The new handset will come with dual-chip LTE for high-speed internet 4G in both Europe and the US, and will sport at least 128GB internal storage and 4GB of RAM. Although the processor has yet to be announced, Ubuntu says they will use the fastest available on launch to make the phone “a potent little PC when docked.”
Canonical founder Mark Shuttleworth described the project as not only a new direction for phone hardware, but also a new model of financing for the phone industry.
Without $32m raised by August 21, the Edge will not go ahead. Funding currently stands at over $3 million. A $20 donation gets you ‘founder’ status (and little besides), which jumps up to $600 (a limited 24 hour offer) and $830 to actually get your hands on a handset.
The Edge will have 4.5 inch display, and will dual boot both Ubuntu and Android, meaning any apps you’ve purchased from Google will remain of use.
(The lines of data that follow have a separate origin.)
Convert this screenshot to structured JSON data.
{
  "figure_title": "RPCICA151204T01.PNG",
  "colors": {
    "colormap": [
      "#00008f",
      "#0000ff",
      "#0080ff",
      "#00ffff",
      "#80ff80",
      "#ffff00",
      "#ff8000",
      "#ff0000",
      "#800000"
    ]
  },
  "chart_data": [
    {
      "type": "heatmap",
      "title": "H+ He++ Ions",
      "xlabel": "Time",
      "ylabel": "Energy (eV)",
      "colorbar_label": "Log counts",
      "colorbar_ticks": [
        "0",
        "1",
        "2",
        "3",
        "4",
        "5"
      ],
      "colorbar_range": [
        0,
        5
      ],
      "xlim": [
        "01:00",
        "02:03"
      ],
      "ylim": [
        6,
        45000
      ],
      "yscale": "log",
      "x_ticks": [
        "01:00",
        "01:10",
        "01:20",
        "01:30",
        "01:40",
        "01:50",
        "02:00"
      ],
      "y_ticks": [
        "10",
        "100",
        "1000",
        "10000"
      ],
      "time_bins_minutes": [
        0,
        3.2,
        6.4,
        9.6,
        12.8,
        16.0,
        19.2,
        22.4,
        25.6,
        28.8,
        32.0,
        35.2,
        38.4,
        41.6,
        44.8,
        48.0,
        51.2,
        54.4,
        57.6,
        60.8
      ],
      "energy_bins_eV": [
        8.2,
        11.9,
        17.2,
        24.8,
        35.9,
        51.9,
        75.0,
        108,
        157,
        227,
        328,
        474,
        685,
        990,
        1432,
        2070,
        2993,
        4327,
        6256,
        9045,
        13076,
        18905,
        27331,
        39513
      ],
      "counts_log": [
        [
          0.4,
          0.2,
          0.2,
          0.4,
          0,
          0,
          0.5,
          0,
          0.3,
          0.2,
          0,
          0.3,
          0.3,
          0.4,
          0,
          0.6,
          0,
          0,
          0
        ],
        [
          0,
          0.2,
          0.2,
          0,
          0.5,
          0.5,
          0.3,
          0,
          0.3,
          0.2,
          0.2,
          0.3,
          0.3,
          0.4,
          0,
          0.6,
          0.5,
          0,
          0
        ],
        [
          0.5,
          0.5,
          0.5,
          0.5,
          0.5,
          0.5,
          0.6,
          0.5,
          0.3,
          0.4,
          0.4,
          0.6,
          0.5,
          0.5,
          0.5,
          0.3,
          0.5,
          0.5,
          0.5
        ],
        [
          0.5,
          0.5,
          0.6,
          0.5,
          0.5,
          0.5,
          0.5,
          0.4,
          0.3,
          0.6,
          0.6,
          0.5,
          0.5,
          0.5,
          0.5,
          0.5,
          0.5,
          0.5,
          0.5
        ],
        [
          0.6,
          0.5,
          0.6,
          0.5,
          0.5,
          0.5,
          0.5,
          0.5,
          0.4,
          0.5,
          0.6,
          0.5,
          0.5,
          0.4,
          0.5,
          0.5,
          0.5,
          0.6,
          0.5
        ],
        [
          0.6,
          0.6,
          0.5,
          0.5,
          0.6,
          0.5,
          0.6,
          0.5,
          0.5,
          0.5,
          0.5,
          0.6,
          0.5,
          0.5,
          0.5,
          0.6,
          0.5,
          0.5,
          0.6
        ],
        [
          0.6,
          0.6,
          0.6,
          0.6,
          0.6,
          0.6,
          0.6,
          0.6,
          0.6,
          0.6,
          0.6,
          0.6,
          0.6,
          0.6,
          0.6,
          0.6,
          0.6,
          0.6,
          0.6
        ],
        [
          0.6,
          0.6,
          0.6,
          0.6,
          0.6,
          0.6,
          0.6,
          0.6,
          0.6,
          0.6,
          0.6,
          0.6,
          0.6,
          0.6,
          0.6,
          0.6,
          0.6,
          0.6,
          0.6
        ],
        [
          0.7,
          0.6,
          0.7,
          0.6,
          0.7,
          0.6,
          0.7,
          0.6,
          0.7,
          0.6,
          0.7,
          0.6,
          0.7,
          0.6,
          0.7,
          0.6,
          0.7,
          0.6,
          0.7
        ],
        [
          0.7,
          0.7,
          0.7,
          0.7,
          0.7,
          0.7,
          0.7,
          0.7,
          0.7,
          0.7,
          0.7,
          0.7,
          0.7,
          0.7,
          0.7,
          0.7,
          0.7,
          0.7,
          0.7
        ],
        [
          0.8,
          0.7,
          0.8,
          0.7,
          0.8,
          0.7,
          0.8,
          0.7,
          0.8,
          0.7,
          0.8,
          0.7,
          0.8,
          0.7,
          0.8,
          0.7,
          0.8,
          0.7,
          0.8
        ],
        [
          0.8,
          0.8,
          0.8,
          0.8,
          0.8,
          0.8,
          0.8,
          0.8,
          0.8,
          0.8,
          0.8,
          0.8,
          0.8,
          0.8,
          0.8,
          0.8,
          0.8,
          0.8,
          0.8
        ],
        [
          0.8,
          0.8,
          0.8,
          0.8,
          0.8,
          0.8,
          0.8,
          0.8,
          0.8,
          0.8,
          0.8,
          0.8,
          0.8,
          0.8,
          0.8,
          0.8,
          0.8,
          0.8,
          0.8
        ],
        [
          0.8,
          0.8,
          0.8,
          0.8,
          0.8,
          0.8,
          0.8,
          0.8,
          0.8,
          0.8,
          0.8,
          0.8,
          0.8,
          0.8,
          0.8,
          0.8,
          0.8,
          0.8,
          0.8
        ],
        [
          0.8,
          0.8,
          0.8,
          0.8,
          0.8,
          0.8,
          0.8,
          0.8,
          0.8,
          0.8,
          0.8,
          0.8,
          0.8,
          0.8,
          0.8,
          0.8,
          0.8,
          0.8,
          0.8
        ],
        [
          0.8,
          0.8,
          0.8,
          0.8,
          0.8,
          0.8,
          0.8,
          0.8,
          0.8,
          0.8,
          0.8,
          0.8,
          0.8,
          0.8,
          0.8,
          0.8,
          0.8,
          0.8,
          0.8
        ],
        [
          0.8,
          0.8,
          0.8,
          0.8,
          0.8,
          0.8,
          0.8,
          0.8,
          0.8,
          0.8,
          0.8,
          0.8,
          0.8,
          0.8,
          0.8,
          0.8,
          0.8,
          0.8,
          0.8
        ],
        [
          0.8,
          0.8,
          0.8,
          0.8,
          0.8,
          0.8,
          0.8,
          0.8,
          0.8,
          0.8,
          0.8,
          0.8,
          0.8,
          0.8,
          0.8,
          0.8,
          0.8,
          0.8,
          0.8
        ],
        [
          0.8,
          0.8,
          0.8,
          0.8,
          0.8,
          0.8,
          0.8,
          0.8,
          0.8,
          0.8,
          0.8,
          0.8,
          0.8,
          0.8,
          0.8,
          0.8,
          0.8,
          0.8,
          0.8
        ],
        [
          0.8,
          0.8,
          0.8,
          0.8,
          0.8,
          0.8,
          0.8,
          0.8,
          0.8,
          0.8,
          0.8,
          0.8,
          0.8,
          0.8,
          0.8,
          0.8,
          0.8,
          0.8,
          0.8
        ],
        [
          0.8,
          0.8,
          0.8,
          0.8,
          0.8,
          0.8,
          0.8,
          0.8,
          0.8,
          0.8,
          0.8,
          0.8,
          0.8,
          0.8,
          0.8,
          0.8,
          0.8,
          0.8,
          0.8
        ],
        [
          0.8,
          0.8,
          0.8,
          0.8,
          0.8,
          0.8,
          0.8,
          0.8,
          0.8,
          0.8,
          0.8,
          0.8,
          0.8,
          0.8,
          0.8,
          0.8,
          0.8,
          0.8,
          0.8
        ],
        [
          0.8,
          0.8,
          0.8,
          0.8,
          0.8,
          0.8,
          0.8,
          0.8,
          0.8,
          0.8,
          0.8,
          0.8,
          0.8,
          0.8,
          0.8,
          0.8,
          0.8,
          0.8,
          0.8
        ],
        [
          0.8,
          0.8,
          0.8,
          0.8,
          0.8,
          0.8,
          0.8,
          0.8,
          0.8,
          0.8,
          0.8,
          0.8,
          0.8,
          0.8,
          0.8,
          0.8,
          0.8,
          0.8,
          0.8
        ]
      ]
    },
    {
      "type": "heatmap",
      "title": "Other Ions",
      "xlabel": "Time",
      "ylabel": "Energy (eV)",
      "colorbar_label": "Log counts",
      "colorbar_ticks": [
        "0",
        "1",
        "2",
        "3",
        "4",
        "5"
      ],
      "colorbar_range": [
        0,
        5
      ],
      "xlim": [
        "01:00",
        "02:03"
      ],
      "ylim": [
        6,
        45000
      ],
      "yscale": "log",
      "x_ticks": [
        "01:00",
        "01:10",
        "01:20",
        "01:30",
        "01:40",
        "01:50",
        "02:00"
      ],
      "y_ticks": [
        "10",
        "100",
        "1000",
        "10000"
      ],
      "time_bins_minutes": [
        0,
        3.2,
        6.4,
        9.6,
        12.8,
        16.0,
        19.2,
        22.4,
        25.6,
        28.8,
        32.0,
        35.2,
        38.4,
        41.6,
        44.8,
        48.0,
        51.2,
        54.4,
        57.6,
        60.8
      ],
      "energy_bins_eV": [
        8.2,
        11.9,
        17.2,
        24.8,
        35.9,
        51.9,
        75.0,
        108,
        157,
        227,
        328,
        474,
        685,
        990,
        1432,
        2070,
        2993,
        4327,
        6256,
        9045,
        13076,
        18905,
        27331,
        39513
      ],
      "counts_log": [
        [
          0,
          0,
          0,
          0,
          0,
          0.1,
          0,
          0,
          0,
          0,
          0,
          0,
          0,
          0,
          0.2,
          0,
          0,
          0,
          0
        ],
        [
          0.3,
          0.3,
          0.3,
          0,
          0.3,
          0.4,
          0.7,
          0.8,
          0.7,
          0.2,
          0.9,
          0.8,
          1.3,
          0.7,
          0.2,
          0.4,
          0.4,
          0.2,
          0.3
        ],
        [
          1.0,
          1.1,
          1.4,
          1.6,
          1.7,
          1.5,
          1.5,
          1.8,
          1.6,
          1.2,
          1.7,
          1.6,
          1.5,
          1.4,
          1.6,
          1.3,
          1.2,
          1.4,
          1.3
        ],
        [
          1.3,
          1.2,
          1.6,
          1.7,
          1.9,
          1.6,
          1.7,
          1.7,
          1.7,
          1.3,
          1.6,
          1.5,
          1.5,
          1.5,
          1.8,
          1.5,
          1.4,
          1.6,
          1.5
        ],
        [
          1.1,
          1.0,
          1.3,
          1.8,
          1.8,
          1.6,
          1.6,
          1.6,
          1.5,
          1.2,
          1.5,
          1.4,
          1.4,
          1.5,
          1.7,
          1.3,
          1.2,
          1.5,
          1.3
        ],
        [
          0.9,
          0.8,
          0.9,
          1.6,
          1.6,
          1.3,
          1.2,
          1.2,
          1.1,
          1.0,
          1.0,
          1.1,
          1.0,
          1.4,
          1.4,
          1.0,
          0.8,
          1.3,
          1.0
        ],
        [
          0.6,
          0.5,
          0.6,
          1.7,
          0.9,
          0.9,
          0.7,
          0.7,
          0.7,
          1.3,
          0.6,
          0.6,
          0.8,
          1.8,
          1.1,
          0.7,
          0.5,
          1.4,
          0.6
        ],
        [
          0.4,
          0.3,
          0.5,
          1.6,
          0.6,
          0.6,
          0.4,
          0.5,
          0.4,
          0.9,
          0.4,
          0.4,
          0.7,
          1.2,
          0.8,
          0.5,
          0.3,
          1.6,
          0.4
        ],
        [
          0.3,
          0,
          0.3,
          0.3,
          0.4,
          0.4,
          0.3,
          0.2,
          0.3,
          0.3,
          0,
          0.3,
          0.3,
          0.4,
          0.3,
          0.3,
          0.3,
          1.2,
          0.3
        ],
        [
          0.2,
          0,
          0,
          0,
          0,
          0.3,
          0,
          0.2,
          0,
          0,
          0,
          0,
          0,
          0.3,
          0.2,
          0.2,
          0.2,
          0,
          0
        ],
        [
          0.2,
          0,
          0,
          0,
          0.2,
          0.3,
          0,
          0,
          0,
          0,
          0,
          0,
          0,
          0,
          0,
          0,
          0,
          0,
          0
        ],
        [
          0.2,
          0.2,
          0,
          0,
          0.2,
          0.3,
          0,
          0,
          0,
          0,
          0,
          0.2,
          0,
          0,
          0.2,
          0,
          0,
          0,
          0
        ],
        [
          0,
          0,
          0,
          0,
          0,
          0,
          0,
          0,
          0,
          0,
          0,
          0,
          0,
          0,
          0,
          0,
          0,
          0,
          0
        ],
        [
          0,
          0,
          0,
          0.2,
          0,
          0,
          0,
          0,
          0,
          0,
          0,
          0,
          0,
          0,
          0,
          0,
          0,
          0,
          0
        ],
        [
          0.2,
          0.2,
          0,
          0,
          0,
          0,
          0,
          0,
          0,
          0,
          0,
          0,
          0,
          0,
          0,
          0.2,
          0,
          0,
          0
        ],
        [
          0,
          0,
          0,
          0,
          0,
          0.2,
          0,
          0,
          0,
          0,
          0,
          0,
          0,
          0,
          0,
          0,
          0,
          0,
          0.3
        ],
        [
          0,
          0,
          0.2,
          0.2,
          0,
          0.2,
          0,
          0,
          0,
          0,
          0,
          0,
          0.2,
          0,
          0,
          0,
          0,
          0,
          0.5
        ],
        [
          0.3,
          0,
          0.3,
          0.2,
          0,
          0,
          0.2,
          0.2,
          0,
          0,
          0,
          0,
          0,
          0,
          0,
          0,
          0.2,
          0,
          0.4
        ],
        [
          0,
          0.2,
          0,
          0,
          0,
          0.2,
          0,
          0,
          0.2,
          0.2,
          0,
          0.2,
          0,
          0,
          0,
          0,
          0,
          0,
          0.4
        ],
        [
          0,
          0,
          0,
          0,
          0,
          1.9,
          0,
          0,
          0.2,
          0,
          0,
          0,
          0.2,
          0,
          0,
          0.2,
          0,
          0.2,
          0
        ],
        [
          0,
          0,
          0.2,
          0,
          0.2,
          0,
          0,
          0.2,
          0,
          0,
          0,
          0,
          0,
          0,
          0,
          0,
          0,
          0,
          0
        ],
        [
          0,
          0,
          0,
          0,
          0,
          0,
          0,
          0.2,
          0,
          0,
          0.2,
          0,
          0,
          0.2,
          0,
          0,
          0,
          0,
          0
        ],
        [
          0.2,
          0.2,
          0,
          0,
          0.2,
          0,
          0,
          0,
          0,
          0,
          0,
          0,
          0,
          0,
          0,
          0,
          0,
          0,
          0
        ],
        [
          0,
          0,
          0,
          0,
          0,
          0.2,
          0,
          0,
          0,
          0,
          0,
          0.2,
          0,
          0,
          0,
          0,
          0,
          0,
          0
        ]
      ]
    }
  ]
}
It will come with an 8-megapixel rear camera and 2-megapixel camers facing from the front.
Offering a mobile that doubles up as a PC has failed in the past, most notably with the Motorola Atrix which used a tiny dual-core 1GHz Cortex A9 processor.
Now, however, processors such as Intel’s Atom are offering desktop power with handset power efficiency. Presumably, both Apple and Microsoft are exploring similar programs.